CFI Urges Senators to Ensure Secularists Protected by International Religious Freedom Envoy Bill

December 18, 2013

The Center for Inquiry (CFI) on Wednesday, December 17, 2013 urged leaders of the Senate Committee on Foreign Relations to ensure an international religious freedom bill before the Committee protects secularists and dissidents, including the non-religious. 

This afternoon the Committee is expected to consider Senate Bill 653, otherwise known as the Near East and South Central Asia Religious Freedom Act of 2013. This bill would create a special envoy within the State Department to promote the religious freedom of minorities in the Near East and South Central Asia, including countries such as Egypt, Iran, Iraq, Afghanistan, and Pakistan. The House of Representatives approved the measure in September.  

While CFI takes no official position on this bill, and we applaud Congress for taking seriously the issue of international religious freedom, we do have concerns over the narrow scope of the envoy’s proposed work.

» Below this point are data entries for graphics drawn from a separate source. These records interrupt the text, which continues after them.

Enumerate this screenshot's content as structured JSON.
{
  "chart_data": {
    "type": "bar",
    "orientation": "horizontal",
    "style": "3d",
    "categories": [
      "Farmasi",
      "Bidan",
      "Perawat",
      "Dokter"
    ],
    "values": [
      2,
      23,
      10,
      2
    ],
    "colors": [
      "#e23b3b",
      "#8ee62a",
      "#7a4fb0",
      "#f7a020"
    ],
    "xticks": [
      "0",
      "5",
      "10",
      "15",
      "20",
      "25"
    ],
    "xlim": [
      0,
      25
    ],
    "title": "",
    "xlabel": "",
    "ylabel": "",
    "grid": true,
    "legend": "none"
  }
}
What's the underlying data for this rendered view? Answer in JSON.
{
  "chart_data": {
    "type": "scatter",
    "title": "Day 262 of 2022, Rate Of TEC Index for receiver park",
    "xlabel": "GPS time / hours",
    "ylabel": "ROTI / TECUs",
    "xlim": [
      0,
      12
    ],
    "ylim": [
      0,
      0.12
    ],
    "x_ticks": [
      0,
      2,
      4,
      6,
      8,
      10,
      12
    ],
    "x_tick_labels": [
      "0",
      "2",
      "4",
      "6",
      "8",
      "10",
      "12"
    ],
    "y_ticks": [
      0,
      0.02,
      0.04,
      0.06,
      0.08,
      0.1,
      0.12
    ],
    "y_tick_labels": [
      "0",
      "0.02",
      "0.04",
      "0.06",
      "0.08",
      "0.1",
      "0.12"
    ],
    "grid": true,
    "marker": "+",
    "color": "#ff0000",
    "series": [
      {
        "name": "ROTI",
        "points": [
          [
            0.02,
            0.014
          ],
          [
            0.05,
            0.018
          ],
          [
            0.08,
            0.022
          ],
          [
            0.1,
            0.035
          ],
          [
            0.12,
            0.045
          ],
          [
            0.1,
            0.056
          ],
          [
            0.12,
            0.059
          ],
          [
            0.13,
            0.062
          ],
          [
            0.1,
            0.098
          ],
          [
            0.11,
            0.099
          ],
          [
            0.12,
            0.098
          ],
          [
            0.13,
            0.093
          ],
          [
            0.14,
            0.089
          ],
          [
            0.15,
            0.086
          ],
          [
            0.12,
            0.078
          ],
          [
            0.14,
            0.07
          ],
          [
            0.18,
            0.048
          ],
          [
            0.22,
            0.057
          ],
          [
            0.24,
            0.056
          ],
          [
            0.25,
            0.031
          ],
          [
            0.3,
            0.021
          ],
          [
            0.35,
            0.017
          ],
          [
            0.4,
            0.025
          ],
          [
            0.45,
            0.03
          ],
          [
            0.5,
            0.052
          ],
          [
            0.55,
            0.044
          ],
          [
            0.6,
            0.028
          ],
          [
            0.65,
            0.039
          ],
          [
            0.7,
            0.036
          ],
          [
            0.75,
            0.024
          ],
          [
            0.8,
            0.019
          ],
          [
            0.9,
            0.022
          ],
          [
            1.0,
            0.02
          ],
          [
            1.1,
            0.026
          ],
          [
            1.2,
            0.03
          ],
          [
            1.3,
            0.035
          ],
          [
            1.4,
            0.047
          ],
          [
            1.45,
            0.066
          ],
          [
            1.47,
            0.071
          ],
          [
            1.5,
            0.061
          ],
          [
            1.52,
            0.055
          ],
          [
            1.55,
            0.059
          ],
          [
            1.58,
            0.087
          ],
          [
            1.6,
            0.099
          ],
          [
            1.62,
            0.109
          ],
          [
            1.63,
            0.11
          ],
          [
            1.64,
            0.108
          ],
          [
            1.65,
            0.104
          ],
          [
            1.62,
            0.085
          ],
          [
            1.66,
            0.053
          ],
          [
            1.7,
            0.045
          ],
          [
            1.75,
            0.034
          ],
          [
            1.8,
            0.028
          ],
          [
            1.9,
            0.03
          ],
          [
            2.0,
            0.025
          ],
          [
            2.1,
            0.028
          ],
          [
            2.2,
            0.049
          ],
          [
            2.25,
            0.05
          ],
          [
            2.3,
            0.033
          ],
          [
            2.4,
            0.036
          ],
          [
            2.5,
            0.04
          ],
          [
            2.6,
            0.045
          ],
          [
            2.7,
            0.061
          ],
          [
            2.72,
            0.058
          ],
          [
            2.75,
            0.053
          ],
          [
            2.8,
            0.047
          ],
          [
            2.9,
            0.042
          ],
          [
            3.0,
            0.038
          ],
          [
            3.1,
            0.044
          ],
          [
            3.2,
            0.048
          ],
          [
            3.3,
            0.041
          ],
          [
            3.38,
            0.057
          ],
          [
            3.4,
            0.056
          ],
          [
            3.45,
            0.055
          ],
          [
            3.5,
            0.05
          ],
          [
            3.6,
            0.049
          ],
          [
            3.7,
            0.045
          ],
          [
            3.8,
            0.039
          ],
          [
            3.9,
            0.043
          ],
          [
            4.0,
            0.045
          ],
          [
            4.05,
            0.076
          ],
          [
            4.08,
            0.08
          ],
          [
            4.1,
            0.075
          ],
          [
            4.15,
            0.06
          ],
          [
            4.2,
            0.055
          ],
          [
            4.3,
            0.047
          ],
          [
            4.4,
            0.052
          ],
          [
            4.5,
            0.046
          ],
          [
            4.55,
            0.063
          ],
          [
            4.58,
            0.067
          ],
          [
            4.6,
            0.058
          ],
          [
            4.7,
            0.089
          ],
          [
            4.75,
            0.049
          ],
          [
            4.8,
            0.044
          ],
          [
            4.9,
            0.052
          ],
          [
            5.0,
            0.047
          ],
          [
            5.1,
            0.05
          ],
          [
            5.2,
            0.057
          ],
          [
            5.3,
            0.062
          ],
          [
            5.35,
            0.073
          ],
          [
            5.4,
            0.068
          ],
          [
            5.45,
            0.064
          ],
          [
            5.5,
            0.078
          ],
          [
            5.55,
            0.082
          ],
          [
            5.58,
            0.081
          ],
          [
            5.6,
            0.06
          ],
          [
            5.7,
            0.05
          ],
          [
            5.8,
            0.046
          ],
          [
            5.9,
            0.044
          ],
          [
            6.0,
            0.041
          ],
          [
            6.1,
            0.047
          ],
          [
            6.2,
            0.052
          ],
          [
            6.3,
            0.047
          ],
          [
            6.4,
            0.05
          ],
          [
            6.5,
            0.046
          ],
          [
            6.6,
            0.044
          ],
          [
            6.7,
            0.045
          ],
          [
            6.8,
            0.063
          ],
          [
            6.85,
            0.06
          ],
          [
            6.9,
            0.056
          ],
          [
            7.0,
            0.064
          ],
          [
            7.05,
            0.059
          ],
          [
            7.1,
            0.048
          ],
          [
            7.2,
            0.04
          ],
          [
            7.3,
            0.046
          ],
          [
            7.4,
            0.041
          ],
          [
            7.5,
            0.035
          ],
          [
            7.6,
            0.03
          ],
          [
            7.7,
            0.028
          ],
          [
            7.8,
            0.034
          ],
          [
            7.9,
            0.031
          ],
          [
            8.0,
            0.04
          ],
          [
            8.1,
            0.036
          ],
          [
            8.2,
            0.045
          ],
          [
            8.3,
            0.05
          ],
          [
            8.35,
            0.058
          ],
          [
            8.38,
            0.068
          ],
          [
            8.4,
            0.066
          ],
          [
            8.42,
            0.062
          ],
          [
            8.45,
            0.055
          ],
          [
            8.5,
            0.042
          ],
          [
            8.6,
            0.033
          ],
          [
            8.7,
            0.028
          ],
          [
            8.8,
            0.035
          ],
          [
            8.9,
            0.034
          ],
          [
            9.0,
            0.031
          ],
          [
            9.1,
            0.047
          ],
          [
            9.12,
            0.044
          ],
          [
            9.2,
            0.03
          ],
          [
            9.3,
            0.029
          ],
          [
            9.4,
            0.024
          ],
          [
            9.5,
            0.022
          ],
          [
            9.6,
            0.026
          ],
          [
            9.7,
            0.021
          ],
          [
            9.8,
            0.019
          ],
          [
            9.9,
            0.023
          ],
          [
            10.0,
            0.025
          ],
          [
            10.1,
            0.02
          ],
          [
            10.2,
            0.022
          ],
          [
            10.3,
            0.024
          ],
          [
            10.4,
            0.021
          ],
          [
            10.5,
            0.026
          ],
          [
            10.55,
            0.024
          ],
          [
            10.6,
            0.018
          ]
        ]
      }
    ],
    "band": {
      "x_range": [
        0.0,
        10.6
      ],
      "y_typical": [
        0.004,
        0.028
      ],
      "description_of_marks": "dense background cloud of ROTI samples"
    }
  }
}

Our letter, submitted to chairman Sen. Robert Menendez (D-NJ) and ranking member Bob Corker (R-TN), states in part: 

“We urge you to reiterate to your colleagues on the Senate Committee on Foreign Relations that any and all international religious freedom work performed by the United States government should include protecting the rights of all persons – religious and non-religious alike. As understood in both American and international law, the term “religious minorities” is not limited to Christians, Muslims, and Jews, but persons of all faith traditions, as well as persons of no faith. Creating a governmental position that monitors only certain religious groups not only violates the spirit, if not the letter of the Establishment Clause, but unfairly leaves out other persecuted groups that equally deserve our help.”